Onumuzdeki 4 yil All Blacks rugby dunya sampiyonu. Bakalim bir sonraki dunya kupasi neler gosterecek ve biz o zaman nerede olacagiz :).
As & Re zaferin merkezinden bildirdi. (24 Ekim 2011)
serinin son iki maçını izleme şansım oldu. gerçekten de çok güzel maçlar çıkardılar, hak ettiler. özellikle final maçında biraz osun korkutsalar da bu sporun kimin işi olduğunu çok güzel gösterdiler. tebrikler all blacks!!

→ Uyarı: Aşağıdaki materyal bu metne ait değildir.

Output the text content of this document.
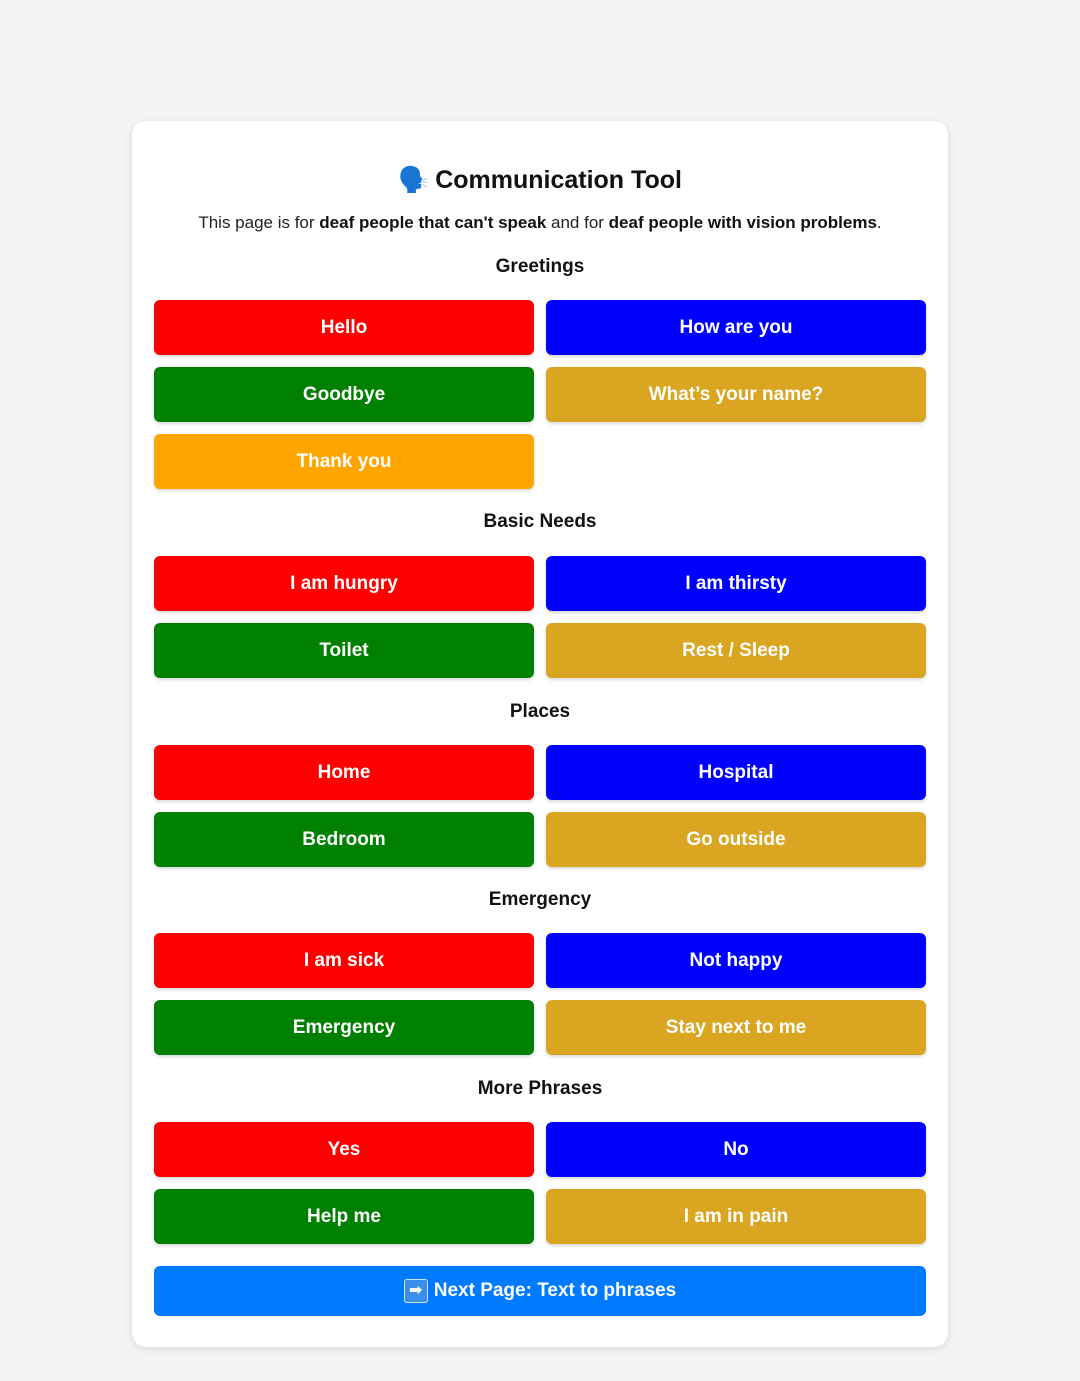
🗣️ Communication Tool
This page is for deaf people that can't speak and for deaf people with vision problems.
Greetings
Hello	How are you
Goodbye	What’s your name?
Thank you
Basic Needs
I am hungry	I am thirsty
Toilet	Rest / Sleep
Places
Home	Hospital
Bedroom	Go outside
Emergency
I am sick	Not happy
Emergency	Stay next to me
More Phrases
Yes	No
Help me	I am in pain
➡ Next Page: Text to phrases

Bilmedigim bir spor turu olsa da auckland’a iyi bir baslangic yapmaniza sebep olmus.Bu nedenle All Blacks takimini kutlar, basarilarinin devamini dilerim.Yeni Zellanda’yİ secme sebebinizi hep yuzuklerin efendisi’ne baglamistim.Neyse daha saglam sebebinizin oldugunu da ogrenmis olduk.Sebep ne olursa olsun su anda orada boyle mutlu olmanizdan onemli baska bir sey olamaz.Bu mutlu gunlerinizin artarak devam etmesini diler,gozlerinizden operim.
TEŞEKKÜR EDERİZ.ÖPÜYORUZ.SAĞLICAKLA KALIN.YENİ HABERLER BEKLİYORUZ.
2008 Paris – Ben de oradaydim :)
Barbaros’un Corbaaaa diye Italyan Restoraninda uyanisi, Eyfel kulesinin onundeki cimenlere oturup, Eyfel’e cikmak icin para vermek yerine bira alisimiz, Victor Hugo parki cevresinde sarap icmememiz, ardindan mukemmel oglen yemegi, donuste Yavuz’un cimriliginden parali yola gormeyisimiz ve Paris civarindaki tum koyleri gormemiz. Hepsi sanki dun oldu…
2007 yiliydi guzelcim :) cok keyifli bir bayram hatirasiydi gercekten…
zaman boyle bisi iste :)
siz cimrilikten parali yola girmezken, biz cimrilikten eurolines otobus sirketiyle hayatimizin en korkunc otobus yolculugunu yapmistik. Ucuz olmaya ucuzdu da omur torpusuydu resmen. Neydi o oyle yahu, numarasiz koltuklar, havalandirmasiz ic mekan, mutemadiyen direksiyona vurarak sarki soyleyen ve otobusu bir ferrari edasiyla kullanan sofor! Eurolines’i gorunce anlamistim ulkemizde otobusle seyahatin ne kadar konforlu oldugunu. Sanirim ikisi ayni anda gelisemiyor, otobus ve tren. Ya biri ya da digeri rahat ve kullanimi kolay hale gelebiliyor.